Our results showed that TFE3 overexpression restored autophagic activity of dopaminergic neurons in the MPTP model. Activation of autophagy in dopaminergic neurons often exerts a neuroprotective effect. Therefore, we evaluated whether TFE3 overexpression has a neuroprotective effect. For immunohistochemical analysis, mice were sacrificed 21 days after the last MPTP injection.

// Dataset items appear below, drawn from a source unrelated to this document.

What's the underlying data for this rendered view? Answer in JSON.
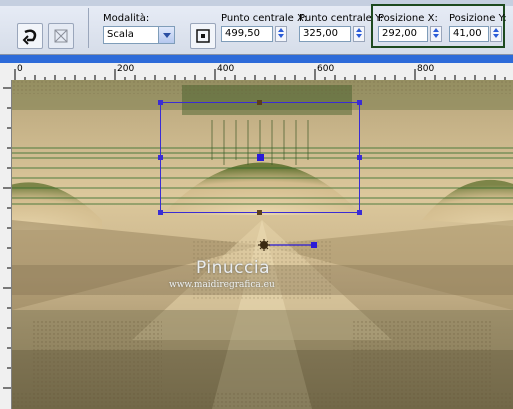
{
  "toolbar": {
    "mode_label": "Modalità:",
    "mode_value": "Scala",
    "center_x_label": "Punto centrale X:",
    "center_x_value": "499,50",
    "center_y_label": "Punto centrale Y:",
    "center_y_value": "325,00",
    "pos_x_label": "Posizione X:",
    "pos_x_value": "292,00",
    "pos_y_label": "Posizione Y:",
    "pos_y_value": "41,00"
  },
  "ruler": {
    "ticks": [
      "0",
      "200",
      "400",
      "600",
      "800"
    ]
  },
  "watermark": {
    "name": "Pinuccia",
    "url": "www.maidiregrafica.eu"
  },
  "colors": {
    "accent_blue": "#2d6bd9",
    "selection": "#3a2cd4",
    "highlight_box": "#1d4a1f"
  }
}
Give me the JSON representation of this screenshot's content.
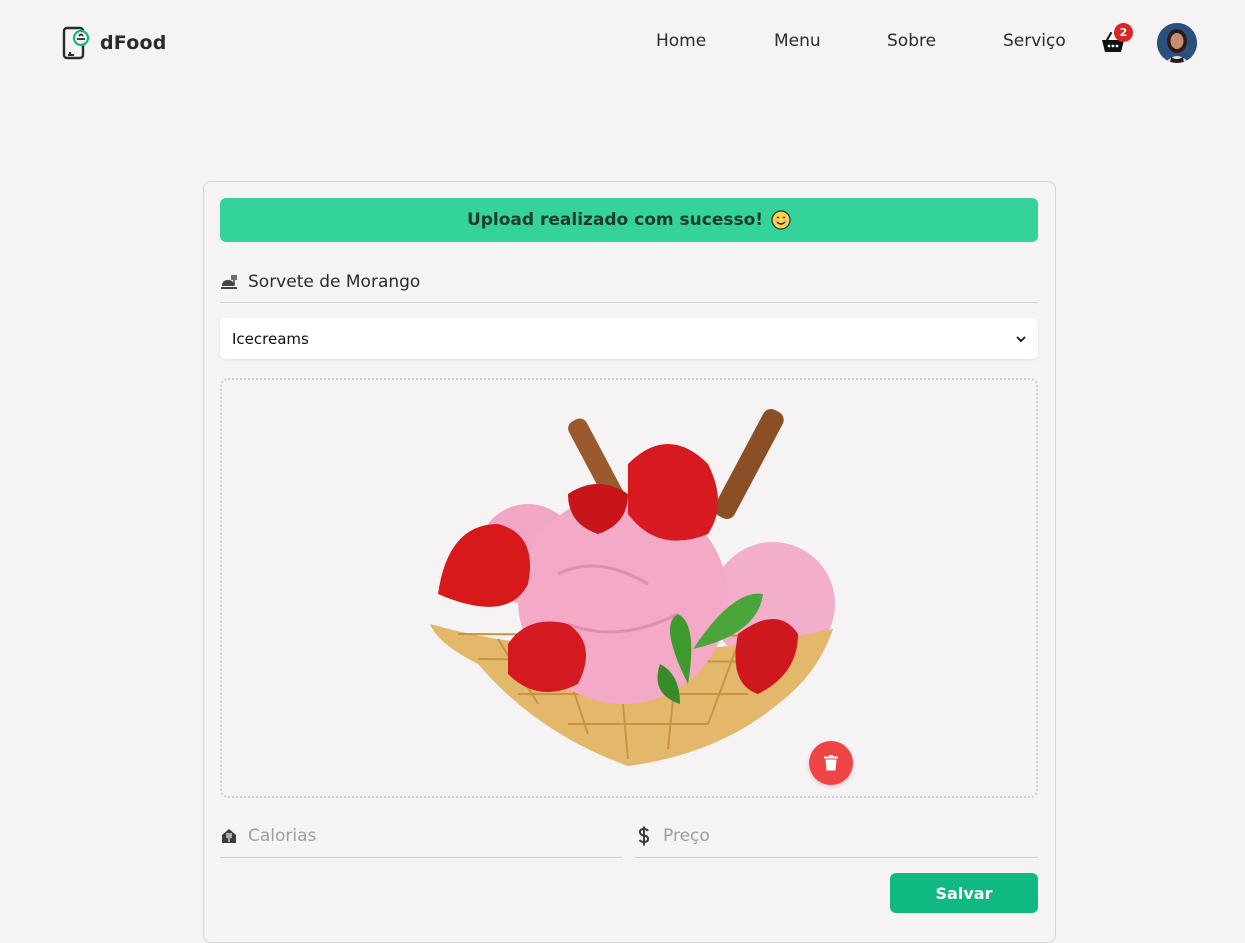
{
  "header": {
    "brand": "dFood",
    "nav": [
      {
        "label": "Home"
      },
      {
        "label": "Menu"
      },
      {
        "label": "Sobre"
      },
      {
        "label": "Serviço"
      }
    ],
    "cart_count": "2",
    "cart_icon": "basket-icon",
    "avatar_icon": "user-avatar"
  },
  "form": {
    "alert_text": "Upload realizado com sucesso!",
    "title_value": "Sorvete de Morango",
    "title_icon": "food-icon",
    "category_selected": "Icecreams",
    "image_description_icon": "icecream-image",
    "delete_icon": "trash-icon",
    "calories_placeholder": "Calorias",
    "calories_icon": "food-dome-icon",
    "price_placeholder": "Preço",
    "price_icon": "dollar-icon",
    "save_label": "Salvar"
  },
  "colors": {
    "alert_bg": "#34d399",
    "save_bg": "#10b981",
    "delete_bg": "#ef4444",
    "badge_bg": "#dc2626",
    "page_bg": "#f5f3f4"
  }
}
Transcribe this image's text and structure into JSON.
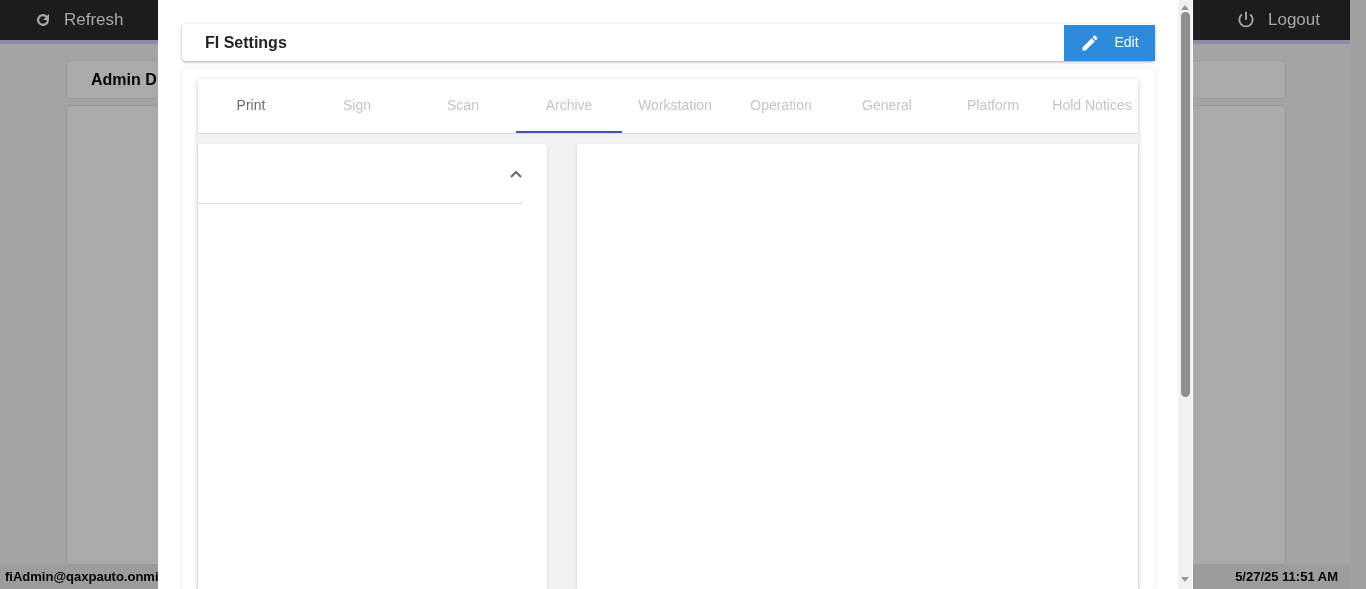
{
  "topbar": {
    "refresh_button": "Refresh",
    "logout_button": "Logout"
  },
  "background": {
    "card_title": "Admin D"
  },
  "footer": {
    "user": "fiAdmin@qaxpauto.onmi",
    "datetime": "5/27/25 11:51 AM"
  },
  "modal": {
    "title": "FI Settings",
    "edit_button": "Edit",
    "tabs": [
      {
        "label": "Print",
        "selected": false,
        "disabled": false
      },
      {
        "label": "Sign",
        "selected": false,
        "disabled": true
      },
      {
        "label": "Scan",
        "selected": false,
        "disabled": true
      },
      {
        "label": "Archive",
        "selected": true,
        "disabled": true
      },
      {
        "label": "Workstation",
        "selected": false,
        "disabled": true
      },
      {
        "label": "Operation",
        "selected": false,
        "disabled": true
      },
      {
        "label": "General",
        "selected": false,
        "disabled": true
      },
      {
        "label": "Platform",
        "selected": false,
        "disabled": true
      },
      {
        "label": "Hold Notices",
        "selected": false,
        "disabled": true
      }
    ],
    "left_panel": {
      "expanded": true
    }
  }
}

We systematically analyzed dopaminergic neuron numbers in the SN of mice after unilateral injection of AAV viruses. Unbiased stereological estimation revealed a 50.5% loss of TH-positive neurons induced by MPTP injection in the AAV-Flag group, while only 7.4% of the TH-positive neurons degenerated in the AAV-TFE3 group (Figures 6A,C). Nissl staining revealed similar trends and statistical results (47.8 and 7.1% loss in the AAV-Flag and AAV-TFE3 groups, respectively; Figures 6B,D), suggesting an actual dopaminergic neuronal loss rather than a loss of TH expression. The loss of dopaminergic neurons in the SN was accompanied by fewer TH-positive terminals in the striatum. Next, we quantified TH-positive terminals in the striatum using densitometry. In parallel with the results in the SN, TFE3 overexpression mitigated MPTP-induced loss of TH-positive fibers in the striatum (Figures 6E,F). These findings demonstrate that TFE3 overexpression prevents MPTP-induced dopaminergic neurodegeneration.